PFA v20 returns to using actual 64-bit offsets for on-disk SLRU
segments.

Fortunately, now that I've separated reading and writing offsets into
different functions, switching from one implementation to another is
easy to do.

Here's a quick overview of the current state of the patch:
1) Access to the offset is placed to separate calls:
   MXOffsetWrite/MXOffsetRead.
2) I abandoned byte juggling in pg_upgrade and moved to using logic that
   replicates the work with offsets im multixact.c
3) As a result, the update issue came down to the correct implementation
   of functions MXOffsetWrite/MXOffsetRead.
4) The only question that remains is the question of disk representation
   of 64-bit offsets in SLRU segments.

My thoughts on point (4).

Using 32-bit offsets + some kind of packing:
Pros:
 + Reduce the total disc space used by the segments; ideally it is
   almost the same as before.
Cons:
 - Reduces reliability (losing a part will most likely result in losing
   the entire page).
 - Complicates code, especially considering that segments may be written
   to the page in random order.

Using 64-bit offsets in SLRU:
Pros:
 + Easy to implement/transparent logic.
Cons:
 - Increases the amount of disk space used.

In terms of speed, I'm not sure which will be faster. On the one hand,
64-bit eliminates the necessity for calculations and branching. On the
other hand, the amount of data used will increase.

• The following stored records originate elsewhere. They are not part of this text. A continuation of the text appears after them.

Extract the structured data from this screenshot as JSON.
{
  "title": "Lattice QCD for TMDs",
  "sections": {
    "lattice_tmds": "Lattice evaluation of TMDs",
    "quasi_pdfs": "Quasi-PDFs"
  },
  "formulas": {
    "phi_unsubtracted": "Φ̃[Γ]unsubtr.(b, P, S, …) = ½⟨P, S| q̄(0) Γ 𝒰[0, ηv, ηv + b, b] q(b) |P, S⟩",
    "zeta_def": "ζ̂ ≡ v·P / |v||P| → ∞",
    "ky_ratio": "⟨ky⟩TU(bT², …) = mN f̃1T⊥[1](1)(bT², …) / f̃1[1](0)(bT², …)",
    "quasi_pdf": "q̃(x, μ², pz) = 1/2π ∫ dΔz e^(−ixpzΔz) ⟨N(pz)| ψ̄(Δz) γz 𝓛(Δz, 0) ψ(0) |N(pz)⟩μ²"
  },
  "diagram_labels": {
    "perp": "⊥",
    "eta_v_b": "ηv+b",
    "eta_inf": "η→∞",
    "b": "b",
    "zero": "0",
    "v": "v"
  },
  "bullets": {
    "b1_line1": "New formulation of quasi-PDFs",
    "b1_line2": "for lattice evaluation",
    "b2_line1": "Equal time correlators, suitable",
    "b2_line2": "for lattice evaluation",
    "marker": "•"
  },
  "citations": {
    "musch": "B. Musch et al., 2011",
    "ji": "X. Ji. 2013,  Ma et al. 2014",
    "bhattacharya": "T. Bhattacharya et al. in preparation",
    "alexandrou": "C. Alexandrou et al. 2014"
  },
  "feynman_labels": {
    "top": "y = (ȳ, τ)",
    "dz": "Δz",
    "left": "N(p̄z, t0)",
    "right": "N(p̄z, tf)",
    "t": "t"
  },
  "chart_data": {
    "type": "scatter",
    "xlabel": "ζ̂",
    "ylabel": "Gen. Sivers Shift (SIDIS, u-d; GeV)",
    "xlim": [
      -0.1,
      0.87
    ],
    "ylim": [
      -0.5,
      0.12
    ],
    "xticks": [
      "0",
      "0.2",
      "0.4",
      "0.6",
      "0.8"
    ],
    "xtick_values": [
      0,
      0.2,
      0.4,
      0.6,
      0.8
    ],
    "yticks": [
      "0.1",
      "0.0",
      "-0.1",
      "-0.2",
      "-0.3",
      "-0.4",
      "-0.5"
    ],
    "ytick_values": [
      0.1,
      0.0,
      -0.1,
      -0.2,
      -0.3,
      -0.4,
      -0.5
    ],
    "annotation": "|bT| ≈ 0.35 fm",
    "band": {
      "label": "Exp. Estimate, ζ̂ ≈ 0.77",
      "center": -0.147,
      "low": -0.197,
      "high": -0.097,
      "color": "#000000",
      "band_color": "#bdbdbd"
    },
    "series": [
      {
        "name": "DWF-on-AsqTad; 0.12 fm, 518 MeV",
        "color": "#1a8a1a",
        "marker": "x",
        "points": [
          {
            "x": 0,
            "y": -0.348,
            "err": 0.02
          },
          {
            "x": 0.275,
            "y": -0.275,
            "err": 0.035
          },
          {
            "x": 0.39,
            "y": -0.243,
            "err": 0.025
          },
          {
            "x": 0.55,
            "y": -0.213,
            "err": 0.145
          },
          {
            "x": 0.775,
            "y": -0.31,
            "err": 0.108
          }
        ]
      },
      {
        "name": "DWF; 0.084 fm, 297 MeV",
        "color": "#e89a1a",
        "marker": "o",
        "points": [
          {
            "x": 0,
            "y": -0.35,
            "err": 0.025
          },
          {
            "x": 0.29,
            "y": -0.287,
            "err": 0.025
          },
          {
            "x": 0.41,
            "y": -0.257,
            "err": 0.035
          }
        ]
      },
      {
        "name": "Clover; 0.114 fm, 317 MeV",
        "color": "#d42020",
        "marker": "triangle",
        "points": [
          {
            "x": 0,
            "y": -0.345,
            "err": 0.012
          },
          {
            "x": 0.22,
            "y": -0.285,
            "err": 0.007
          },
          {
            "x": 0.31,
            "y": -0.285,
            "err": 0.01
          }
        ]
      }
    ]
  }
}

I am not opposed to any of these options, as our primary goal is getting
64-bit offsets. However, I like the approach using full 64-bit offsets
in SLRU, because it is more clear and, should we say, robust. Yes, it
will increase the number of segment, however this is not heap data in
for a table. Under typical circumstances, there should not be too many
such segments.

-- 
Best regards,
Maxim Orlov.